The precursors of myeloid DC and osteoclasts may represent a subpopulation of monocytes, whose further differentiation depends on cytokines and local factors in the vessel wall, marrow, and other tissues. Ex vivo substantial numbers of monocytes give rise to myeloid DC after treatment with GM-CSF and IL-4.³² Monocytes that differentiate into macrophages do not recirculate for the most part, but persist for varying times as “resident” tissue cells that turn over locally, especially in lymph nodes. It is not known if the constitutive exit from blood is a stochastic process or specific to particular tissues.
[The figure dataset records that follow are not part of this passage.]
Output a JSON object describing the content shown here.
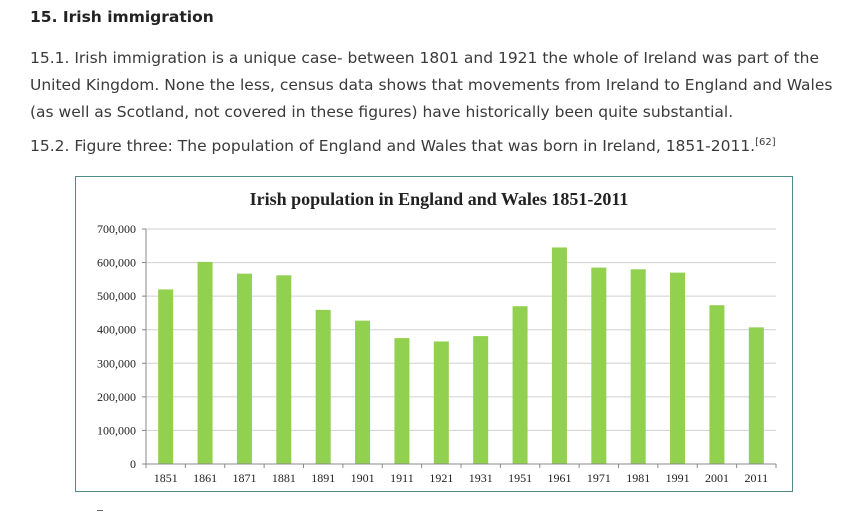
{
  "section": {
    "heading": "15. Irish immigration",
    "para1": "15.1. Irish immigration is a unique case- between 1801 and 1921 the whole of Ireland was part of the United Kingdom. None the less, census data shows that movements from Ireland to England and Wales (as well as Scotland, not covered in these figures) have historically been quite substantial.",
    "para2": "15.2. Figure three: The population of England and Wales that was born in Ireland, 1851-2011.",
    "para2_citation": "[62]"
  },
  "colors": {
    "bar": "#92d050",
    "grid": "#d0d0d0",
    "frame": "#4f8a8b"
  },
  "chart_data": {
    "type": "bar",
    "title": "Irish population in England and Wales 1851-2011",
    "xlabel": "",
    "ylabel": "",
    "categories": [
      "1851",
      "1861",
      "1871",
      "1881",
      "1891",
      "1901",
      "1911",
      "1921",
      "1931",
      "1951",
      "1961",
      "1971",
      "1981",
      "1991",
      "2001",
      "2011"
    ],
    "values": [
      520000,
      602000,
      567000,
      562000,
      459000,
      427000,
      375000,
      365000,
      381000,
      470000,
      645000,
      585000,
      580000,
      570000,
      473000,
      407000
    ],
    "ylim": [
      0,
      700000
    ],
    "yticks": [
      0,
      100000,
      200000,
      300000,
      400000,
      500000,
      600000,
      700000
    ],
    "ytick_labels": [
      "0",
      "100,000",
      "200,000",
      "300,000",
      "400,000",
      "500,000",
      "600,000",
      "700,000"
    ],
    "grid": true,
    "legend": "none"
  }
}
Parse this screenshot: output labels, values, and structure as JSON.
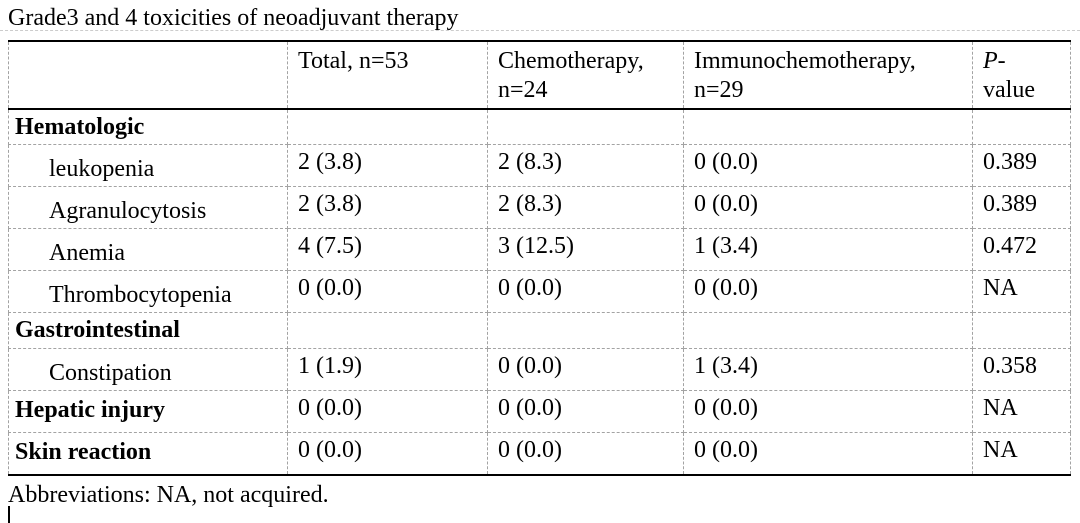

Phenotypic heterogeneity of monocyte populations has become a topic of intense interest, thanks to the availability of surface antigens/receptors such as CD14, CD16 (human), and Ly6C (mouse), and analysis of chemokine/receptor expression, especially fractalkine receptor (CX₃CR) and CCR2.³⁴ Figure 68–4 illustrates the subsets and tissue progeny established by the use of genetically manipulated mice and Table 68–1 compares expression of markers to characterize monocyte subsets in mouse and human blood. The relationship of monocyte precursor subsets that give rise to inflammatory tissue macrophages and DCs is better defined than is that of those that give rise to resident cells, which turn over more slowly. Current studies aim to elucidate the subset origin of other recruited populations, for example, in atherosclerosis, normal CNS, and tumors, and in response to metabolic, traumatic, or degenerative injury. Conceptually, it is still not clear how stable these apparently distinct subsets are or whether they represent part of a continuous phenotypic spectrum, arising by modulation of subpopulations rather than irreversible, true differentiation. Separation and microarray analysis of freshly isolated monocytes will yield further information regarding this question, providing novel markers and diagnostic signatures. Removal from an in vivo environment, as well as in vitro artifacts, can profoundly alter the phenotype and function of monocytes in such studies. Imaging and in situ analysis may enable single-cell direct studies of their fate.